Outcomes of kidney transplantation in recipients exposed to the risk of Chagas disease reactivation
Maria Luísa da Silva1, Fabiani Machado2, Natalia Prado1, Luiz Felipe Gonçalves1, Andrea Bauer1, Roberto Manfro1.
1Renal Transplant, Hospital de Clínicas, Porto Alegre, Brazil; 2Postgraduate degree, UFRGS, Porto Alegre, Brazil
Introduction: Chagas disease (CD) affects approximately eight million people worldwide, implying that, in the endemic regions, a large number of donors/recipients are exposed to contaminated organs. Symptoms range varies from asymptomatic to severe cardiac and digestive complications. Therefore screening is vital since immunosuppression predisposes to disease activation.
Method: A retrospective uncontrolled cohort study with renal transplant recipients (RTR), performed between 2012 and 2020, with recipients with positive serology for Chagas disease (R+), donors with positive serology (D+), or both positive (D+ and R+). Patients were identified by reviewing medical records or dispensing Benznidazole used in the postoperative period. Patients were monitored for CD recurrence by parasitemia, serology, and PCR.

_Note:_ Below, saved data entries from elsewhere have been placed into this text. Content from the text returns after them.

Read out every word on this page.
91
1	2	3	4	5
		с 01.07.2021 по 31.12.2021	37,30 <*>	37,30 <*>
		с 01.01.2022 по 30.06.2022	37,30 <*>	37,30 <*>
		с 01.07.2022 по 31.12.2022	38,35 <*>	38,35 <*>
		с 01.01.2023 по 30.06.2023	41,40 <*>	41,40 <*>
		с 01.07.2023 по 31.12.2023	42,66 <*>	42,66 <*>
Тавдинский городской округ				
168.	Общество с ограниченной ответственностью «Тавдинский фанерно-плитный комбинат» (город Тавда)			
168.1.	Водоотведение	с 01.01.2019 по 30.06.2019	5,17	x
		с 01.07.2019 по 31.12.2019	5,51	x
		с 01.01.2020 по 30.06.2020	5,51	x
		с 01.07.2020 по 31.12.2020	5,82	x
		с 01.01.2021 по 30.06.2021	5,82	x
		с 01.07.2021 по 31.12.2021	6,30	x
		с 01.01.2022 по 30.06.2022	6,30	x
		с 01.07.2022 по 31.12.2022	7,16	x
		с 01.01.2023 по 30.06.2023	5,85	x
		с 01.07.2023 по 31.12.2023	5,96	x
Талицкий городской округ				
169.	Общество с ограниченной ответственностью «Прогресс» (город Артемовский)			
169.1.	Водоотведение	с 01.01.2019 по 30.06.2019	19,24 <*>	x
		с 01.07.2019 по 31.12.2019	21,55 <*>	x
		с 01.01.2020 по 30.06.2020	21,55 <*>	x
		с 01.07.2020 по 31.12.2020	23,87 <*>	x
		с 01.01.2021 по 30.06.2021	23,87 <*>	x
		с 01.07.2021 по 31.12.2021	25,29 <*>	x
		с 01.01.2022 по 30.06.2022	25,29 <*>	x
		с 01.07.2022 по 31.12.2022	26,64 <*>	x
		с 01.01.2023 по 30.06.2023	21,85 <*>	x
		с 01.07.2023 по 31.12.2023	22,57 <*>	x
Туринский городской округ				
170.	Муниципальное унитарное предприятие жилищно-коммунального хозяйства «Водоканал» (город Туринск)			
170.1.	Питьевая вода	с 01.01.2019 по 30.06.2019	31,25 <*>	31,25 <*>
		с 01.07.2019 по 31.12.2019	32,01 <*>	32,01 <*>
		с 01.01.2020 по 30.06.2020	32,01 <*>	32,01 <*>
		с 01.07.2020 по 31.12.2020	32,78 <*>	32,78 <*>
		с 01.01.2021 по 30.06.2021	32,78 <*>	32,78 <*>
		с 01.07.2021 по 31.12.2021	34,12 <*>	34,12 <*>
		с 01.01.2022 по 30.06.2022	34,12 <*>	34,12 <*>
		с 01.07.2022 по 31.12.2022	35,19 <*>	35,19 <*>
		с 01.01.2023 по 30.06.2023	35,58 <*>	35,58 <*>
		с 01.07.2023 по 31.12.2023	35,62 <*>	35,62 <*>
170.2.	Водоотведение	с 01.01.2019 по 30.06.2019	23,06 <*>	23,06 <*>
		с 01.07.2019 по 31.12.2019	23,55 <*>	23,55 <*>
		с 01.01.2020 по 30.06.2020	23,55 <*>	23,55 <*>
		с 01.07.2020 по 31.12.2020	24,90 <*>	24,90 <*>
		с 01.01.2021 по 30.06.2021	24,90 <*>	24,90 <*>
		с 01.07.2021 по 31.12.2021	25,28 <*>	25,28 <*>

Results: Fifty-three deceased donor KTR were included, 36 men (67.9%), 51 caucasoid (96.2%), with a mean age of 53.9±12.4 years. The cause of renal failure was from undetermined etiology in 17 patients (32%), diabetic nephropathy in 10 patients (18.8%), and hypertension in 9 patients (16.9%). In all transplants, there was a positive serology for CD. There were 40 positive donors (75%) nine positive recipients (16%), ad in four cases, both the donor and the recipient were seropositive. All patients received post-transplant prophylaxis with benznidazole at a 100–500 mg/day dose for 4-90 days (median for 22 days). One patient presented urticaria and angioedema as an adverse event determining early benznidazole discontinuation. The most commonly used initial immunosuppressive regimen was thymoglobulin (ATG), sodium mycophenolate (MFS), and methylprednisolone in 25 patients (47.1%), and 40 patients (75.4%) received a regimen containing ATG. The maintenance immunosuppression consisted of MFS, tacrolimus, and prednisone in 51 patients (98%). The incidence of acute rejection in the first year after transplantation was 11% (six cases). No cases of Chagas disease reactivation occurred. Patient and graft survival rates were 75% and 81%, respectively, five years after grafting.
Conclusions: Chagas disease-positive serology, either in the donor, in the recipient, or both, in KTR receiving benznidazole prophylaxis, allowed more patients to be transplanted. The primary transplant outcomes were similar to those observed in KTR not exposed to Chagas disease.